Preparing for a tour is a process far more involved than middle-aged workouts designed to stave off premature infarction. “Think of it this way: performing is like sprinting while screaming for three, four minutes,” Springsteen said. “And then you do it again. And then you do it again. And then you walk a little, shouting the whole time. And so on. Your adrenaline quickly overwhelms your conditioning.” His style in performance is joyously demonic, as close as a white man of Social Security age can get to James Brown circa 1962 without risking a herniated disk or a shattered pelvis. Concerts last in excess of three hours, without a break, and he is constantly dancing, screaming, imploring, mugging, kicking, windmilling, crowd-surfing, climbing a drum riser, jumping on an amp, leaping off Roy Bittan’s piano. The display of energy and its depletion is part of what is expected of him. In return, the crowd participates in a display of communal adoration. Like pilgrims at a gigantic outdoor Mass—think John Paul II at Gdansk—they know their role: when to raise their hands, when to sway, when to sing, when to scream his name, when to bear his body, hand over hand, from the rear of the orchestra to the stage. (Van Zandt: “Messianic? Is that the word you’re looking for?”)
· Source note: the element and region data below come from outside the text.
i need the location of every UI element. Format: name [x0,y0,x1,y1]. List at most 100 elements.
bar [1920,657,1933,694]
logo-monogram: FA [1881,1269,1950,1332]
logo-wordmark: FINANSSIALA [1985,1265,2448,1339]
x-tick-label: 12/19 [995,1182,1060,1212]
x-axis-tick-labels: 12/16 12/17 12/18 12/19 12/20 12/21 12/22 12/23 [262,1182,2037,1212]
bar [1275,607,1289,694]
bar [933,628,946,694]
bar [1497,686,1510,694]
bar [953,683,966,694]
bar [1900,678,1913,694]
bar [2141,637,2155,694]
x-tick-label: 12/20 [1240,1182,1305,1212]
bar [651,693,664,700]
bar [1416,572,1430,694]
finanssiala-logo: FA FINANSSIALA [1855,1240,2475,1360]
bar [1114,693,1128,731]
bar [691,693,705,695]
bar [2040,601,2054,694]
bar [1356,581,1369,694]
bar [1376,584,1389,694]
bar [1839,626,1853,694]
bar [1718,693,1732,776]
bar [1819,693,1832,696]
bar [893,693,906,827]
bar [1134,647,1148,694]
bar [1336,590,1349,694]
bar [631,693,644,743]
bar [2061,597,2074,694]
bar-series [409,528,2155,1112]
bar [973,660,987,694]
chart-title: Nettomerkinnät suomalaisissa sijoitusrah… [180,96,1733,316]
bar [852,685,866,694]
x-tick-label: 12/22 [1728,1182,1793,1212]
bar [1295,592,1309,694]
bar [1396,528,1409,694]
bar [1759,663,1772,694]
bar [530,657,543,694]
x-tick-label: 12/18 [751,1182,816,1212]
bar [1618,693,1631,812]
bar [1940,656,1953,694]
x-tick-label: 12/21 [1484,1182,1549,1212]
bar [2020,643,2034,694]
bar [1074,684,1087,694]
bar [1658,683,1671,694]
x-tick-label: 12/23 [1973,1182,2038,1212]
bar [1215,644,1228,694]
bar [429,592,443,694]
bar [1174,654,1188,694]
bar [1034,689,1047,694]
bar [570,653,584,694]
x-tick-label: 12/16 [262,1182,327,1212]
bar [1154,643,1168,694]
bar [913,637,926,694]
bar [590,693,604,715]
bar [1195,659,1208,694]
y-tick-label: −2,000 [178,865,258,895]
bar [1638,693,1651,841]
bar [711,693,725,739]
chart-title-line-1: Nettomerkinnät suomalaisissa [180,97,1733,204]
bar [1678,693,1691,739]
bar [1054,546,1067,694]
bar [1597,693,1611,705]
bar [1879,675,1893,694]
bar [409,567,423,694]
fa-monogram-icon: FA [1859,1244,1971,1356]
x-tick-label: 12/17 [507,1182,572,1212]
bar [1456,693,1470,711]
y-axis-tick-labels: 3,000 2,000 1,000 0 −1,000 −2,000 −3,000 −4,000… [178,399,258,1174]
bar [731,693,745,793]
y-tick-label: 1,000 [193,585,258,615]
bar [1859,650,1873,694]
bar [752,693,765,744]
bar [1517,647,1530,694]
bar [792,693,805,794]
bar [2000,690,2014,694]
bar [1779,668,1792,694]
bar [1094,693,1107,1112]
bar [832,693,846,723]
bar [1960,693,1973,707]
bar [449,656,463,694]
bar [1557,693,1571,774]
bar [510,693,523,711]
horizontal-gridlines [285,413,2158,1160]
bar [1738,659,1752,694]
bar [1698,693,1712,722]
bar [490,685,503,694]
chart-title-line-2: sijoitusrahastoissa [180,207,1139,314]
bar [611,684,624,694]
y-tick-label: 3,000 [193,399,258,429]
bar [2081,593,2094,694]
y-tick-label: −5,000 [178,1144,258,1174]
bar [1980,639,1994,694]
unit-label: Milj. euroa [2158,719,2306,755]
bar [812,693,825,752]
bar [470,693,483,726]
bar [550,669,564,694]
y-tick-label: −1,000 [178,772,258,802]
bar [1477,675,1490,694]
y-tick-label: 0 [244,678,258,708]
The article goes on to describe Springsteen leading his band through a meticulous, intense rehearsal in an empty hall they rent just to prepare for a tour. I’m sure after all those years of performing, The Boss could just walk out on stage and put on a good show without much preparation. But he doesn’t want to be just “good”. He’s great because he approaches his work with discipline (note above how he takes care of his body) and attention to detail. He’s a master, constantly refining his craft. And rehearsal is crucial.
My college speech teacher, Cal Logue, was insistent that we must rehearse our presentations out loud on our own multiple times before facing an audience. I was reluctant, feeling it silly to talk to myself in an empty room. But I did it, and in the process discovered problems and new ideas and connections that wouldn’t have been obvious had I not rehearsed out loud. I still do it when preparing a big presentation. I close the doors on the presentation room in our office, load my slides, and give my talk to a bunch of empty chairs. And I never fail to come up with improvements. Timing and flow especially benefit from live rehearsal, and you can’t get that from just reading over your notes multiple times and clicking through your slides over and over. If the first time you give a prepared talk is in front of a live audience, you’re giving them something less than your best. If Springsteen still rehearses, you should, too.